Da sprach Pilatus zu ihm:

“So bist du dennoch ein König?”

Jesus antwortete:

“Du sagst’s, ich bin ein König. Ich bin dazu geboren und in die Welt kommen, daß ich die Wahrheit zeugen soll. Wer aus der Wahrheit ist, der höret meine Stimme.”

Spricht Pilatus zu ihm:

“Was ist Wahrheit?”

Und da er das gesaget, ging er wieder hinaus zu den Jüden und spricht zu ihnen:

“Ich finde keine Schuld an ihm. Ihr habt aber eine Gewohnheit, daß ich euch einen losgebe; wollt ihr nun, das ich euch der Jüden König losgebe?”

Da schrieen sie wieder allesamt und sprachen:

“Nicht diesen sondern Barrabam!”

Barrabas aber war ein Mörder. Da nahm Pilatus Jesum und geißelte ihn.

Pilate therefore said unto him:

“Art thou a king then?”

Jesus answered:

“Thou sayest that I am a king. To this end was I born, and for this cause came I into the world, that I should bear witness unto the truth. Every one that is of the truth heareth my voice.”

Pilate saith unto him:

“What is truth?”

And when he had said this he went out again unto the Jews, and saith unto them:

“I find no fault at all. But ye have a custom, that I should release unto you one at the passover: will ye therefore that I release unto you the King of the Jews?”

Then cried they all again, saying:

“Not this man but Barabbas!”

Now Barabbas was a robber. Then Pilate therefore took Jesus and scourged him.

This is the first of two arioso recitative movements. In the St Matthew Passion Bach includes eleven ariosos or recitativi stromentati (accompanied recitatives) but in this work he turns to this form only twice. The words here are adapted from Brockes’s passion of 1712. Movements 31 and 32 together form part of B1 in the palindromic structure. Originally scored for lute and two violas d’amore (Baroque instruments which had 7 bowed strings and 7 additional strings which were not bowed, but which vibrated sympathetically), the music is a moment of calm and reflection before the ugly events which are to follow. The music is in common time, and, in every single bar, the continuous slow quavers in the string parts are tied over the middle beats of the bar and also over the barline. This leads to a constant stop/start motion which encourages the listener to pause a while and observe cautiously, as indeed the words entreat us.



Arioso recitative

Betrachte, meine Seel, mit ängstlichem Vergnügen, mit bittrer Lust und halb beklemmtem Herzen dein höchstes Gut in Jesu Schmerzen, wie dir auf Dornen, so ihn stechen, die Himmelsschlüsselblumen blühn! Du kannst viel süße Frucht von seiner Wermut brechen, drum sieh ohn Unterlaß auf ihn!

Observe, my soul, with fearful pleasure, with bitter joy and constricted heart your greatest good in Jesu’s sufferings, how the flowers of the primrose blossom for you on the thorns which prick him! You can gather much sweet fruit from his bitterness, so look constantly in his direction!

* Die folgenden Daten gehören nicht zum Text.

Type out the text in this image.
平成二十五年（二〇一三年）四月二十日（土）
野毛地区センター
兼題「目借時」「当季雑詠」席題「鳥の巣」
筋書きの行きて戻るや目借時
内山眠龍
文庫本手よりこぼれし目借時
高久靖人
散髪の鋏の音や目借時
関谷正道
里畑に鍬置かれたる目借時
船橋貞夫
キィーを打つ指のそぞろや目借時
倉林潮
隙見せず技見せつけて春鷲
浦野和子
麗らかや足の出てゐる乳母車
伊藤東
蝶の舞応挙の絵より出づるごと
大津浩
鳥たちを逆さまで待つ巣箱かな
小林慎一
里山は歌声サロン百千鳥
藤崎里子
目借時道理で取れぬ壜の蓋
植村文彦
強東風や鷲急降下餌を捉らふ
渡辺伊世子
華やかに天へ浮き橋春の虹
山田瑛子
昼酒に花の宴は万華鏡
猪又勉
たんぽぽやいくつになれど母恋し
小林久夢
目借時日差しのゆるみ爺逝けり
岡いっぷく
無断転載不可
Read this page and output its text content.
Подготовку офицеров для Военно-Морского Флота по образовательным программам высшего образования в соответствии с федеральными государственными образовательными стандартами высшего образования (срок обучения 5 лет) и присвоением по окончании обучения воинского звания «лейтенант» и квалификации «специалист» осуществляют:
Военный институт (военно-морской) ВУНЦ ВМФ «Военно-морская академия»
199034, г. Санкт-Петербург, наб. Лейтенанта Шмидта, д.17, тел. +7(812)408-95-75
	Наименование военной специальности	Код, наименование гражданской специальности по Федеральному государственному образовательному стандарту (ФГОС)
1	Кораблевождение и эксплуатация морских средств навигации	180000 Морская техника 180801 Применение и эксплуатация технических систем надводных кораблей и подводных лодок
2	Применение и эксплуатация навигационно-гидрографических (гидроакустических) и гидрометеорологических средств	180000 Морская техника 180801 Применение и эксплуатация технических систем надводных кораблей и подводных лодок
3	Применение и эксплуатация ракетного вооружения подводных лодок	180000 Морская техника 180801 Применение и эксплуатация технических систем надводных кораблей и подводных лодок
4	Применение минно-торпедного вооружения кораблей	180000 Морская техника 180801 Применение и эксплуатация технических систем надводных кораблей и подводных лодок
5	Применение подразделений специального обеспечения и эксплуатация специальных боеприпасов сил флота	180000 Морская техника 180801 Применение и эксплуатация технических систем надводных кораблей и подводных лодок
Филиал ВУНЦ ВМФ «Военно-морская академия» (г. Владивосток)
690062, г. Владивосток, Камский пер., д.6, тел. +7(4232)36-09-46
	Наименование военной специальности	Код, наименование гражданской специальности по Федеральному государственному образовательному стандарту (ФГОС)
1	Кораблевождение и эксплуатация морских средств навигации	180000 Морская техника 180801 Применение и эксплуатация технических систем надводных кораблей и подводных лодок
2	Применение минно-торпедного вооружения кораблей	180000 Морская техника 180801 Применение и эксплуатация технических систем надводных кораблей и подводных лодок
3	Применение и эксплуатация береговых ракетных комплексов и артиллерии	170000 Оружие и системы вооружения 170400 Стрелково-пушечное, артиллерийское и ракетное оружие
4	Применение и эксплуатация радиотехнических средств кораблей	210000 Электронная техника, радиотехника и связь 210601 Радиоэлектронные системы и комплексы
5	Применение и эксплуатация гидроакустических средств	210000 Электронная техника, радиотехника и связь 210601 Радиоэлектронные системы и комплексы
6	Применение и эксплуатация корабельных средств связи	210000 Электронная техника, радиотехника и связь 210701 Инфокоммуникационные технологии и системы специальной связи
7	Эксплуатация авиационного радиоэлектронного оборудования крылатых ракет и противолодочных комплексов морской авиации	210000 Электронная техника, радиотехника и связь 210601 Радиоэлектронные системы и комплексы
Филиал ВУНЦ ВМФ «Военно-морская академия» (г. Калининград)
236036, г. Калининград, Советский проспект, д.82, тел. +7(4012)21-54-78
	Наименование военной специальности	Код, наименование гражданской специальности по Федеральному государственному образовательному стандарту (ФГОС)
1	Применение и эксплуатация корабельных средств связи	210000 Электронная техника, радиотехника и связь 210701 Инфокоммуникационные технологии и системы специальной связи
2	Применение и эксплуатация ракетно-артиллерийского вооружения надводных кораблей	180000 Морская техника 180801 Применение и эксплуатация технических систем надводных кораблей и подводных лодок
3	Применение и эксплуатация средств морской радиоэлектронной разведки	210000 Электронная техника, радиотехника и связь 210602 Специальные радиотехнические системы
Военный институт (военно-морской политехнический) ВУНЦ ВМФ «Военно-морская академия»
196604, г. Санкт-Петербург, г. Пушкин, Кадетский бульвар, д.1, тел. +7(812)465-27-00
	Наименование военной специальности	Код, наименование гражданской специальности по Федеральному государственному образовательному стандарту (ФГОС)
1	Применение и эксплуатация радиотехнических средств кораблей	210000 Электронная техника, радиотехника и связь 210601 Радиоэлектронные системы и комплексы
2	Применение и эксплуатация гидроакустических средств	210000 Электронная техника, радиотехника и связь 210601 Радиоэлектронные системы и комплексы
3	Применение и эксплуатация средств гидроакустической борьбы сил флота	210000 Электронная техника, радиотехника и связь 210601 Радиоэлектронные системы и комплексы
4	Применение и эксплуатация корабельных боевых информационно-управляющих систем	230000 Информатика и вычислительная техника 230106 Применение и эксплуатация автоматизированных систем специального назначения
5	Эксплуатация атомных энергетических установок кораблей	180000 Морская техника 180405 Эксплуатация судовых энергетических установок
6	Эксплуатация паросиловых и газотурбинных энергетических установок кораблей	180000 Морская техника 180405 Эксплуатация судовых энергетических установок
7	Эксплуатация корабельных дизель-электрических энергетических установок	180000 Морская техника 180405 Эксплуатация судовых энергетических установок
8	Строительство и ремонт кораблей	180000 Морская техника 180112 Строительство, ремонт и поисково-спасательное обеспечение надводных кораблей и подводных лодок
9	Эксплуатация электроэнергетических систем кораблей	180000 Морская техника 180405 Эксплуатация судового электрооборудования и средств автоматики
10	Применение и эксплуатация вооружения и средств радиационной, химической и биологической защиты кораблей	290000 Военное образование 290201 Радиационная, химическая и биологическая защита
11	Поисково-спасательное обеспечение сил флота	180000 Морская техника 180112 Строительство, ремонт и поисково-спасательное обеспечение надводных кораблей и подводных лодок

The words of this gentle and sad da capo aria are also adapted from Brockes’s passion of 1712. Bach instructs the violins to play con sordini (with their mutes on), and their plaintive melodic material, along with that of the cello, is almost exclusively stepwise and scalic, constantly describing the ascending and descending shape of an arch, or indeed a rainbow. Their shape of the shorter phrases is also akin to a baroque musical motif associated with sighing. The actual word for rainbow, Regenbogen, is set differently for the tenor, as two long sustained notes, each followed by a descending sequence. At almost 9 minutes, this is the longest single movement in either of Bach’s surviving passions. However, Bach prevents the feeling of monotony from creeping in through the frequent use of the hemiola – a rhythmic device much employed by baroque composers (especially at cadential points) where the natural emphasis of the pulse is temporarily displaced and then restored, giving the effect of a new metrical pattern.  




Erwäge wie sein blutgefärbter Rükken in allen Stükken dem Himmel gleiche geht, daran, nachdem die Wasserwogen von unsrer Sündflut sich verzogen, der allerschönste Regenbogen als Gottes Gnadenzeichen steht!

Consider how in every way his bloody back is like heaven, so that, after the waves of our flood of sin have receded, the most glorious rainbow stands as God’s symbol of grace!